Because Gerald, in a masterclass of operational idiocy (or brilliance, depending on your level of paranoia), was the only person with the private keys.
And Then
Cue chaos. In the wake of his sudden death—reported while opening an orphanage, no less—QuadrigaCX froze. Customers couldn’t withdraw. Rumors spiraled. People wanted answers, but all they got was a widow, a death certificate from India, and a company that looked more like a Ponzi scheme unraveling in real time.
It got weirder. When court-appointed monitors examined the “cold wallets,” they found… nothing. Not untouched funds. Not misplaced tokens. Just empty addresses that had been empty for months, some even years. The wallets weren’t locked—they were looted.
Turns out, Gerald had been shuffling money around like a digital game of three-card monte—taking new deposits to cover old withdrawals. At the same time, he was allegedly living large, buying planes, traveling first class, and making big crypto bets on other exchanges using customer funds.
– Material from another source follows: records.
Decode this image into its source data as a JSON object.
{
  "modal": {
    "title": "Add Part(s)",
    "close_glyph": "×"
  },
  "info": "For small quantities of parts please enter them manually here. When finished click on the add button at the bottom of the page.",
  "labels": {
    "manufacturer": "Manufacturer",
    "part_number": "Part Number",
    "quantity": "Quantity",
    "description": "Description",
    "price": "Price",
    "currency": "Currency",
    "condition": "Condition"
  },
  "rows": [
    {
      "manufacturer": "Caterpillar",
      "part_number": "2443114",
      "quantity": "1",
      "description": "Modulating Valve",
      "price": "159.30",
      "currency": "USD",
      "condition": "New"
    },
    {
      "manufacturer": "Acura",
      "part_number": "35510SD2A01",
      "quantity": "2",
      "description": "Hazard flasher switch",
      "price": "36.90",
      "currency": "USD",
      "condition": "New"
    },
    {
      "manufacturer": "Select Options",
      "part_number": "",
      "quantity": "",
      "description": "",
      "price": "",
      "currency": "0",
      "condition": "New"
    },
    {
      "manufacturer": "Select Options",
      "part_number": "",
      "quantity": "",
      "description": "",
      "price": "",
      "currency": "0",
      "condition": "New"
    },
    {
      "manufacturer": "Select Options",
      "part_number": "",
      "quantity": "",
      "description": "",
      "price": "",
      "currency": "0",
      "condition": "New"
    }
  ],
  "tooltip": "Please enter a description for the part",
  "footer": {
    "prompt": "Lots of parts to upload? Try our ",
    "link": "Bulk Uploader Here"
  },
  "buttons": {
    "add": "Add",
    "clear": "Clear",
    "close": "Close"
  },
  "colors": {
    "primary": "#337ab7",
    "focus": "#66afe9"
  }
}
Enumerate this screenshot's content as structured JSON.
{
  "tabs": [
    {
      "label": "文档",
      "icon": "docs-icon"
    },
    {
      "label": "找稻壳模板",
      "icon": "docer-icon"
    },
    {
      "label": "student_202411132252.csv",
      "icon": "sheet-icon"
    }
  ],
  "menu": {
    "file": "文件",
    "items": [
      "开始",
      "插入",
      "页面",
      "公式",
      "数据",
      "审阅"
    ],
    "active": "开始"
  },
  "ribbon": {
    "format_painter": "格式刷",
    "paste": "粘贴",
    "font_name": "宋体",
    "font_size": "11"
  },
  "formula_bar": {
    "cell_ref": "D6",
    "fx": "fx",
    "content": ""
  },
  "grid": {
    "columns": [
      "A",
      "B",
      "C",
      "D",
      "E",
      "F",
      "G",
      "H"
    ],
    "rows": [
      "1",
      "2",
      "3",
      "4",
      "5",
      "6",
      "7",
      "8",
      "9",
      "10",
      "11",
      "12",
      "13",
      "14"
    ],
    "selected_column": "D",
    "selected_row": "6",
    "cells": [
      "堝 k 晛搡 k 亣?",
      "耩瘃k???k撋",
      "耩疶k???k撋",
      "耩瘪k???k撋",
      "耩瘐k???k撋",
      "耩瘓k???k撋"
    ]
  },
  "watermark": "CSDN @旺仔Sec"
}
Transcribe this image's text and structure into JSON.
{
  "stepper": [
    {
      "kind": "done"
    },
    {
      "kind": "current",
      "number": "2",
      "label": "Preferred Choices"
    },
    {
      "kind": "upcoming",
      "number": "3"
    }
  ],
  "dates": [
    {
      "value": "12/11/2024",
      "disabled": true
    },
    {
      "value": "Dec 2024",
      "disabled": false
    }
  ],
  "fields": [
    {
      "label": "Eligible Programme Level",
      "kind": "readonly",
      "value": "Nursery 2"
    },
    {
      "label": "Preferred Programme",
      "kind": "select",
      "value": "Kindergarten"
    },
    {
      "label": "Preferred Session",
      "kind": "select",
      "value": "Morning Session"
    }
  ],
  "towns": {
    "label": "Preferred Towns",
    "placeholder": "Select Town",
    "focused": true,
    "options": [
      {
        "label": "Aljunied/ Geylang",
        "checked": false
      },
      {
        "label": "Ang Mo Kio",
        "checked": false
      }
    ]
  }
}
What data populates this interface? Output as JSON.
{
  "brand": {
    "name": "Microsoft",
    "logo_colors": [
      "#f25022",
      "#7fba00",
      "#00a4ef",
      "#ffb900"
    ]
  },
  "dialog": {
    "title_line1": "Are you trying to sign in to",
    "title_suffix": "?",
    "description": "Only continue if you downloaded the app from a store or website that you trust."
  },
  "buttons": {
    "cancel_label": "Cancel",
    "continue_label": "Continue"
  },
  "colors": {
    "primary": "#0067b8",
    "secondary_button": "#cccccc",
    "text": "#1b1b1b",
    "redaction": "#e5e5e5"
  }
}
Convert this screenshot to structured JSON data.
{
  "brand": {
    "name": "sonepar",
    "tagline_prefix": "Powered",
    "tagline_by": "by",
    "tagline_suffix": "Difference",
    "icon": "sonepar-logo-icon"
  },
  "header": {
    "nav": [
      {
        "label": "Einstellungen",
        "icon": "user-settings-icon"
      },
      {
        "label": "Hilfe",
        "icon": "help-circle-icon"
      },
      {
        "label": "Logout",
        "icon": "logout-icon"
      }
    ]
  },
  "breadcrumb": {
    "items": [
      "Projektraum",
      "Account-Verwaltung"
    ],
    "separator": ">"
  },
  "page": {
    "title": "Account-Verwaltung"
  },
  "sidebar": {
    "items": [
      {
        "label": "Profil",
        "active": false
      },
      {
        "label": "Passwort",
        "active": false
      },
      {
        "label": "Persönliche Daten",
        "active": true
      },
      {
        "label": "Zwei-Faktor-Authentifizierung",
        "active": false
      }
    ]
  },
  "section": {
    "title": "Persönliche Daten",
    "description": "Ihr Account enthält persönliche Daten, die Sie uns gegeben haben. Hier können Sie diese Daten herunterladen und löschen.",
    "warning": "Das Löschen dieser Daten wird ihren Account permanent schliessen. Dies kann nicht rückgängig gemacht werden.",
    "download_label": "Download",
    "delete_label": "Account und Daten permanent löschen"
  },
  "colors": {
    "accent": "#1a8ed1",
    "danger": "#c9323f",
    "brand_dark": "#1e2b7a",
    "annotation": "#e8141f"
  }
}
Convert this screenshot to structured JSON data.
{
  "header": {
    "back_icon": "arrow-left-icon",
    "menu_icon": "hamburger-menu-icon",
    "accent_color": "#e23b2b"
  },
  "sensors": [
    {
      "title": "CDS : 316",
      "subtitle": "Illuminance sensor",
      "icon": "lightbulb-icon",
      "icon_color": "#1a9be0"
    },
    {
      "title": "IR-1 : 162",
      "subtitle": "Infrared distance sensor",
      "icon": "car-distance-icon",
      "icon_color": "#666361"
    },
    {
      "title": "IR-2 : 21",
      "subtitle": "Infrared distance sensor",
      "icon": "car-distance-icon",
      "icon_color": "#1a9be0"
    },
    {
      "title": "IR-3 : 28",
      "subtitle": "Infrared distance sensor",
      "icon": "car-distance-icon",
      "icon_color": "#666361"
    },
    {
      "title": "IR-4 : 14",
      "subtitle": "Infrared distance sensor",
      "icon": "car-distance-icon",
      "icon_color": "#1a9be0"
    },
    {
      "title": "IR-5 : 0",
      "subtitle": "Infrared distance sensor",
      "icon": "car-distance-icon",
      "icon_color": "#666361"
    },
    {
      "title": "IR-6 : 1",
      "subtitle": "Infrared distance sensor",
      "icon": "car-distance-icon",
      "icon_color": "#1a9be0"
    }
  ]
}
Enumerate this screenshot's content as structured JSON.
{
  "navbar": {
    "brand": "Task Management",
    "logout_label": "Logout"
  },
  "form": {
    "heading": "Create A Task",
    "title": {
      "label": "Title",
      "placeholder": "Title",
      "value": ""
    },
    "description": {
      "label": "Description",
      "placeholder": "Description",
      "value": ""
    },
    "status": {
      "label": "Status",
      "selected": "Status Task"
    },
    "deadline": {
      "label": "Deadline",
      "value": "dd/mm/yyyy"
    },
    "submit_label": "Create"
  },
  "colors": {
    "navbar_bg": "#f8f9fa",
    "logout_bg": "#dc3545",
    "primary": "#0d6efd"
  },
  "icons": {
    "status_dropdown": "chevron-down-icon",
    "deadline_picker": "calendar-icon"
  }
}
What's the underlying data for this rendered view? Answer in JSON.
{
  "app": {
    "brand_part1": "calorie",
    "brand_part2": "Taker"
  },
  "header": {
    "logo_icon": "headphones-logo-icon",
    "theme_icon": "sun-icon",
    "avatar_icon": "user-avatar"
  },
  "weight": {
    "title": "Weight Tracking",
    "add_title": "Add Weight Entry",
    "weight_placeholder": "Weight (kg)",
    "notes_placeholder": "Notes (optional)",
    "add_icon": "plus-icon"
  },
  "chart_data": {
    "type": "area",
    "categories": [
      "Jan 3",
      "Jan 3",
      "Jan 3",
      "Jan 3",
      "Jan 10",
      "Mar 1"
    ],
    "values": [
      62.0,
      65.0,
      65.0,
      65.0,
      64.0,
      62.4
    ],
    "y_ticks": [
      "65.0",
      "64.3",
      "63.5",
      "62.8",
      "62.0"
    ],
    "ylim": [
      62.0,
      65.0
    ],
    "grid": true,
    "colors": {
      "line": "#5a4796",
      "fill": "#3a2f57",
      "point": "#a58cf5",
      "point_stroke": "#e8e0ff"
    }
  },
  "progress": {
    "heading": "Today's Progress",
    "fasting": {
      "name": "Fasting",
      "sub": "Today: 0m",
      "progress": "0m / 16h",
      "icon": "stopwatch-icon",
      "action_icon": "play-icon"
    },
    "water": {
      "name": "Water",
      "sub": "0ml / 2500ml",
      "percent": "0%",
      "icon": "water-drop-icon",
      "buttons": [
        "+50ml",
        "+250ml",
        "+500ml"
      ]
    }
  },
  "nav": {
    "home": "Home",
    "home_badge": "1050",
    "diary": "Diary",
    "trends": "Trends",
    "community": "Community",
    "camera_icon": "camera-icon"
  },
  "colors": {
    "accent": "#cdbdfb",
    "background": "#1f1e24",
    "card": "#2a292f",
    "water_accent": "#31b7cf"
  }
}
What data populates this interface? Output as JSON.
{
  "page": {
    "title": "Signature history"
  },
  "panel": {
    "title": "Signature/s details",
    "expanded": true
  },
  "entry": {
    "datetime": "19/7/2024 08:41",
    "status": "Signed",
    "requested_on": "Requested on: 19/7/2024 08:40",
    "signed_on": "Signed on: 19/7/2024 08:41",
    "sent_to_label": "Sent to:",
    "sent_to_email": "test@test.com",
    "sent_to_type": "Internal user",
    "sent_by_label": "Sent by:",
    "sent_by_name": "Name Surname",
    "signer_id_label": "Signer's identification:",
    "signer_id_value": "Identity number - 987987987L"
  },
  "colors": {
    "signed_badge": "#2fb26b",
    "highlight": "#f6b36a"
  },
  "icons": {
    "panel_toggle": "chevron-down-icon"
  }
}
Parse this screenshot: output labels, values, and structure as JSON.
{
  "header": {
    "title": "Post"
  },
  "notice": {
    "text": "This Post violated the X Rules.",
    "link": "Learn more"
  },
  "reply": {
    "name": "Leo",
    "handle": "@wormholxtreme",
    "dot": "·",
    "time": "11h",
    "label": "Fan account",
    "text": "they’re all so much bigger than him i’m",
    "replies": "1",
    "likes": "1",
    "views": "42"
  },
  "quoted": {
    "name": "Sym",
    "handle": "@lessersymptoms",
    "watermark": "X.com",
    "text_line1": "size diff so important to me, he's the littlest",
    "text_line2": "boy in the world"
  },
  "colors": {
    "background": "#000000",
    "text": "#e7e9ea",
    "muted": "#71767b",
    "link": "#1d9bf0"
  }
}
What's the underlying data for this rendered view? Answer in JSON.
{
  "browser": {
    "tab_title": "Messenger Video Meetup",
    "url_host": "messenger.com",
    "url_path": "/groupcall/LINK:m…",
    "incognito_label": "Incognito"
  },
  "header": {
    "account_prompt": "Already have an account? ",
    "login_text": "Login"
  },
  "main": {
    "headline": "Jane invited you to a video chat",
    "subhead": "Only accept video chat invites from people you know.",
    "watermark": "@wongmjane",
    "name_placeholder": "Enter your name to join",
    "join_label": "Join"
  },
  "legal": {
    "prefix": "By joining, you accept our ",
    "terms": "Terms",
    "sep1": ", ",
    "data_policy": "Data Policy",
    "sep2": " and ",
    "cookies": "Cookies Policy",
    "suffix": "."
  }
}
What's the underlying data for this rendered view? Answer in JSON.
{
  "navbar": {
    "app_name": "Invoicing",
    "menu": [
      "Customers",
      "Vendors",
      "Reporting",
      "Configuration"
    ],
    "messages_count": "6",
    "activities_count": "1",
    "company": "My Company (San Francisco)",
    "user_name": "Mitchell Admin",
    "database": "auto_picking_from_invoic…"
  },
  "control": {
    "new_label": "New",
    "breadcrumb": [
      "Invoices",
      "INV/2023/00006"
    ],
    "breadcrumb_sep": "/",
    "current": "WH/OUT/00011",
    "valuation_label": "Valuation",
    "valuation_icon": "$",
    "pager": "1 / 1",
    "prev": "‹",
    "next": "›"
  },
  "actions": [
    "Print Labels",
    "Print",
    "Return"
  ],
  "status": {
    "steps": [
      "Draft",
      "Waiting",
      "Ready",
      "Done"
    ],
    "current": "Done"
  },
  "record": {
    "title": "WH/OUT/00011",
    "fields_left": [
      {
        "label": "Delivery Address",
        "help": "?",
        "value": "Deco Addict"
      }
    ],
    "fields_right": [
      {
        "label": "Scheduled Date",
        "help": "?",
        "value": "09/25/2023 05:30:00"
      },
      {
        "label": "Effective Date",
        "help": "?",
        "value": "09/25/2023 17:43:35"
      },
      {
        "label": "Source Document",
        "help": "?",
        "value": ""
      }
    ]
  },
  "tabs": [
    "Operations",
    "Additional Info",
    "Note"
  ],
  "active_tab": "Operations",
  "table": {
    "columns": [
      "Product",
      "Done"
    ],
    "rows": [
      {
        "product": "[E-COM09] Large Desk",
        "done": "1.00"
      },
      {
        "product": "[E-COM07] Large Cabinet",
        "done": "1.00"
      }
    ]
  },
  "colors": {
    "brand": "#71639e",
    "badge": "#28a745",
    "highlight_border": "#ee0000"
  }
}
All the while, QuadrigaCX was operating with all the structural integrity of a melting popsicle stick tower. No succession plan. No backup keys. No multi-sig. Just one guy, a laptop, and a trust-fueled business model built on vibes.
The Facepalm
The fallout was pure crypto opera. Reddit detectives launched full-blown investigations. Netflix released a documentary. There were calls to exhume Gerald’s body. Some people still believe he faked his death and ran off to live on a beach sipping cocktails under a new identity—perhaps funded by, oh, say, $190 million in missing digital treasure.
One Twitter user wrote (but since deleted)
“Imagine dying and still rugged your users from the afterlife. King s**t.”
Another posted a meme of a skeleton clutching a USB drive titled Gerald’s Wallet Recovery Plan.
It’s now enshrined in crypto folklore: when your entire platform depends on one guy not dying with the passwords, you’re not a fintech visionary—you’re a walking HODLaward application.
The Canadian courts declared the company bankrupt. Auditors tried to untangle the mess. And the rest of us? We just stared, slack-jawed, at the smoldering crater where a “trusted” exchange once stood.
So… Does This Deserve a HODLaward?
👍 What do you think?
Was Gerald a tragic tech martyr? A mastermind rug-puller? Or just a really, really bad planner?
Whatever your take, the man was last seen planning to open an orphanage—and somehow orphaned the hopes and dreams of many of his crypto exchange clients bags instead.
He was last seen yelling at a goose… or maybe a customs agent in the Cayman Islands.